Well, Kawecki gave these long-lived ladies his oviposition learning test and says that they scored badly, displaying poor learning. But his data raises more questions. The flies were tested at the ages of 10, 20 and 30 days. At 10 days, the control flies had a learning index of 0.33 and the long-lived females just 0.21. But at 30 days both of them scored 0.2. Admittedly, these are entirely different populations. But at 10 days old the control population scores as well as the 163rd generation of his selected "high-learners", while the long-lived females have a score resembling that of the original control population. Overall, Drosophila don't seem to be very good learners.
However, Kawecki is convinced that, "fly populations selected for improved learning lived shorter [lives]" and, "fly populations selected for extended longevity had reduced learning ability early in life". Furthermore, he says, "these results are consistent with Williams's ninth prediction that 'successful selection for increased longevity should result in decreased vigour in youth'". So there!
"We don't know what the mechanism of this is," Kawecki told the New York Times, but "forming neuron connections may cause harmful side effects." He also suggested that it is worth investigating whether humans also pay hidden costs for extreme learning. "We could speculate that some diseases are a by-product of intelligence." Uh-oh!

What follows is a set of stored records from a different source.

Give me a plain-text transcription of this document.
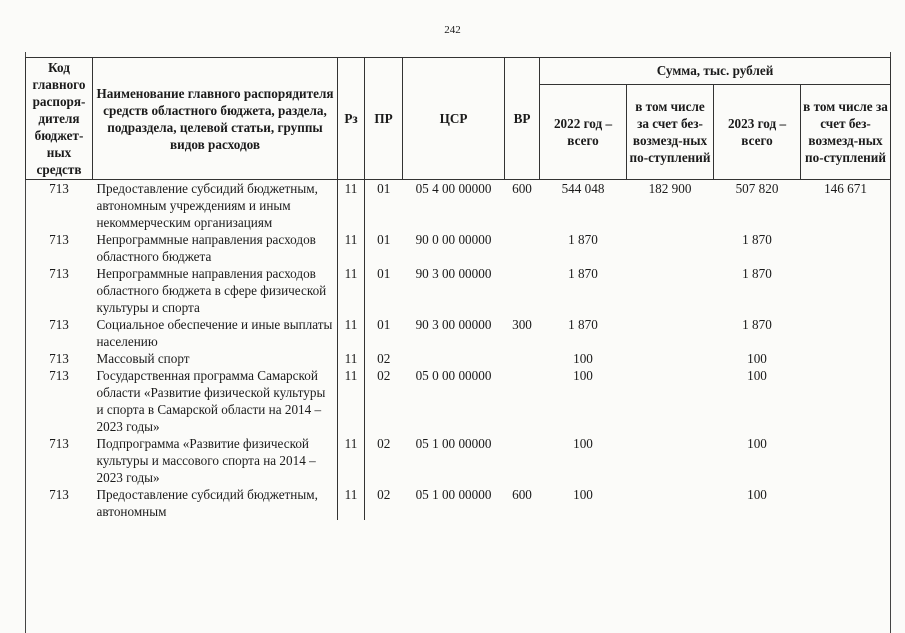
242
Код главного распоря-дителя бюджет-ных средств	Наименование главного распорядителя средств областного бюджета, раздела, подраздела, целевой статьи, группы видов расходов	Рз	ПР	ЦСР	ВР	Сумма, тыс. рублей			
						2022 год – всего	в том числе за счет без-возмезд-ных по-ступлений	2023 год – всего	в том числе за счет без-возмезд-ных по-ступлений
713	Предоставление субсидий бюджетным, автономным учреждениям и иным некоммерческим организациям	11	01	05 4 00 00000	600	544 048	182 900	507 820	146 671
713	Непрограммные направления расходов областного бюджета	11	01	90 0 00 00000		1 870		1 870	
713	Непрограммные направления расходов областного бюджета в сфере физической культуры и спорта	11	01	90 3 00 00000		1 870		1 870	
713	Социальное обеспечение и иные выплаты населению	11	01	90 3 00 00000	300	1 870		1 870	
713	Массовый спорт	11	02			100		100	
713	Государственная программа Самарской области «Развитие физической культуры и спорта в Самарской области на 2014 – 2023 годы»	11	02	05 0 00 00000		100		100	
713	Подпрограмма «Развитие физической культуры и массового спорта на 2014 – 2023 годы»	11	02	05 1 00 00000		100		100	
713	Предоставление субсидий бюджетным, автономным	11	02	05 1 00 00000	600	100		100	
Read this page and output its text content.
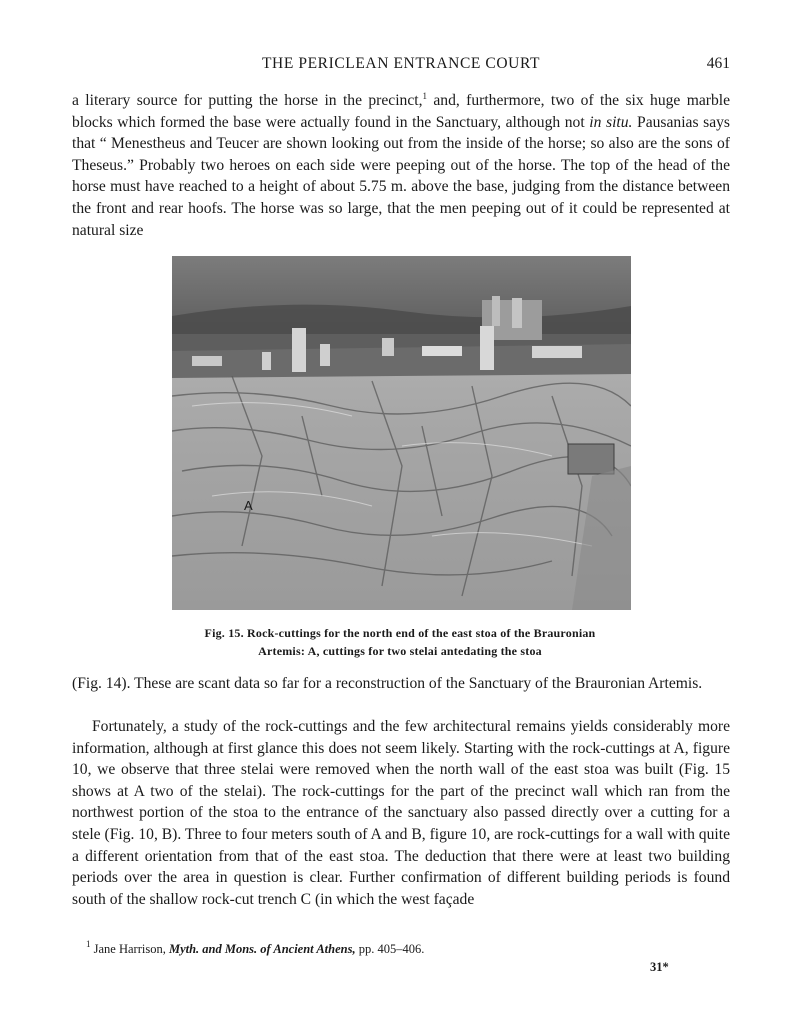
THE PERICLEAN ENTRANCE COURT	461

a literary source for putting the horse in the precinct,$^1$ and, furthermore, two of the six huge marble blocks which formed the base were actually found in the Sanctuary, although not in situ. Pausanias says that “ Menestheus and Teucer are shown looking out from the inside of the horse; so also are the sons of Theseus.” Probably two heroes on each side were peeping out of the horse. The top of the head of the horse must have reached to a height of about 5.75 m. above the base, judging from the distance between the front and rear hoofs. The horse was so large, that the men peeping out of it could be represented at natural size

A
Fig. 15. Rock-cuttings for the north end of the east stoa of the Brauronian
Artemis: A, cuttings for two stelai antedating the stoa

(Fig. 14). These are scant data so far for a reconstruction of the Sanctuary of the Brauronian Artemis.

Fortunately, a study of the rock-cuttings and the few architectural remains yields considerably more information, although at first glance this does not seem likely. Starting with the rock-cuttings at A, figure 10, we observe that three stelai were removed when the north wall of the east stoa was built (Fig. 15 shows at A two of the stelai). The rock-cuttings for the part of the precinct wall which ran from the northwest portion of the stoa to the entrance of the sanctuary also passed directly over a cutting for a stele (Fig. 10, B). Three to four meters south of A and B, figure 10, are rock-cuttings for a wall with quite a different orientation from that of the east stoa. The deduction that there were at least two building periods over the area in question is clear. Further confirmation of different building periods is found south of the shallow rock-cut trench C (in which the west façade

$^1$ Jane Harrison, Myth. and Mons. of Ancient Athens, pp. 405–406.
31*
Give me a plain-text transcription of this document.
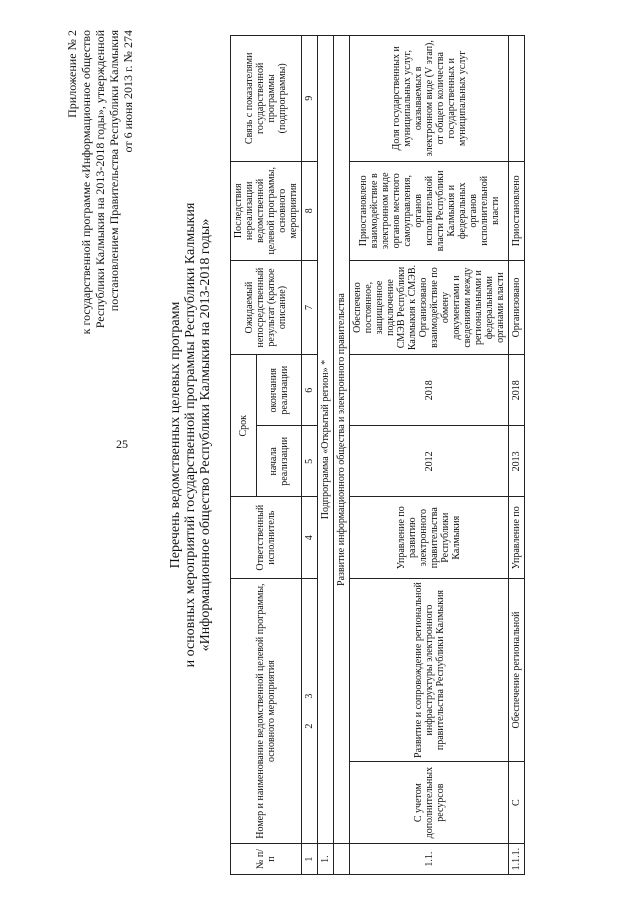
25
Приложение № 2 к государственной программе «Информационное общество Республики Калмыкия на 2013-2018 годы», утвержденной постановлением Правительства Республики Калмыкия от 6 июня 2013 г. № 274
Перечень ведомственных целевых программ и основных мероприятий государственной программы Республики Калмыкия «Информационное общество Республики Калмыкия на 2013-2018 годы»
№ п/п	Номер и наименование ведомственной целевой программы, основного мероприятия		Ответственный исполнитель	Срок		Ожидаемый непосредственный результат (краткое описание)	Последствия нереализации ведомственной целевой программы, основного мероприятия	Связь с показателями государственной программы (подпрограммы)
				начала реализации	окончания реализации			
1	2          3		4	5	6	7	8	9
1.	Подпрограмма «Открытый регион» *							
	Развитие информационного общества и электронного правительства							
1.1.	С учетом дополнительных ресурсов	Развитие и сопровождение региональной инфраструктуры электронного правительства Республики Калмыкия	Управление по развитию электронного правительства Республики Калмыкия	2012	2018	Обеспечено постоянное, защищенное подключение СМЭВ Республики Калмыкия к СМЭВ. Организовано взаимодействие по обмену документами и сведениями между региональными и федеральными органами власти	Приостановлено взаимодействие в электронном виде органов местного самоуправления, органов исполнительной власти Республики Калмыкия и федеральных органов исполнительной власти	Доля государственных и муниципальных услуг, оказываемых в электронном виде (V этап), от общего количества государственных и муниципальных услуг
1.1.1.	С	Обеспечение региональной	Управление по	2013	2018	Организовано	Приостановлено	
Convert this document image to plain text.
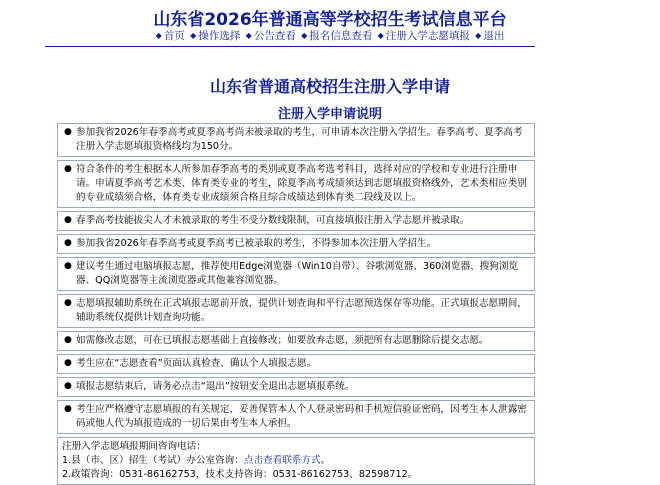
山东省2026年普通高等学校招生考试信息平台
◆ 首页 ◆ 操作选择 ◆ 公告查看 ◆ 报名信息查看 ◆ 注册入学志愿填报 ◆ 退出
山东省普通高校招生注册入学申请
注册入学申请说明
● 参加我省2026年春季高考或夏季高考尚未被录取的考生，可申请本次注册入学招生。春季高考、夏季高考注册入学志愿填报资格线均为150分。
● 符合条件的考生根据本人所参加春季高考的类别或夏季高考选考科目，选择对应的学校和专业进行注册申请。申请夏季高考艺术类、体育类专业的考生，除夏季高考成绩须达到志愿填报资格线外，艺术类相应类别的专业成绩须合格，体育类专业成绩须合格且综合成绩达到体育类二段线及以上。
● 春季高考技能拔尖人才未被录取的考生不受分数线限制，可直接填报注册入学志愿并被录取。
● 参加我省2026年春季高考或夏季高考已被录取的考生，不得参加本次注册入学招生。
● 建议考生通过电脑填报志愿，推荐使用Edge浏览器（Win10自带）、谷歌浏览器、360浏览器、搜狗浏览器、QQ浏览器等主流浏览器或其他兼容浏览器。
● 志愿填报辅助系统在正式填报志愿前开放，提供计划查询和平行志愿预选保存等功能。正式填报志愿期间，辅助系统仅提供计划查询功能。
● 如需修改志愿，可在已填报志愿基础上直接修改；如要放弃志愿，须把所有志愿删除后提交志愿。
● 考生应在“志愿查看”页面认真检查、确认个人填报志愿。
● 填报志愿结束后，请务必点击“退出”按钮安全退出志愿填报系统。
● 考生应严格遵守志愿填报的有关规定，妥善保管本人个人登录密码和手机短信验证密码，因考生本人泄露密码或他人代为填报造成的一切后果由考生本人承担。
注册入学志愿填报期间咨询电话：
1.县（市、区）招生（考试）办公室咨询：点击查看联系方式。
2.政策咨询：0531-86162753，技术支持咨询：0531-86162753、82598712。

It is interesting to compare Kawecki's confidence with the findings of Arking, who gave him the long-lived 'L' fly populations. Arking reported that his longer-lived flies display a significant resistance to oxidative stress due to enhanced expression of anti-oxidant genes and enzymes, but subsequently discovered that, although 'La' and 'Lb' are paired populations, selected in the 1980's under the same conditions from the same original wild population, they already display differences at the biochemical level, with markedly different increases in various anti-oxidant genes. To which Arking just shrugs, "the phenotypic equivalence observed at the organism level need not hold at the molecular genetic level". Fine, but just how confident can we be when looking at shifting traits in fly populations that may have complex genetic and environmental inputs? Perhaps it depends on how clearly the trait is defined and selected. For example, learning.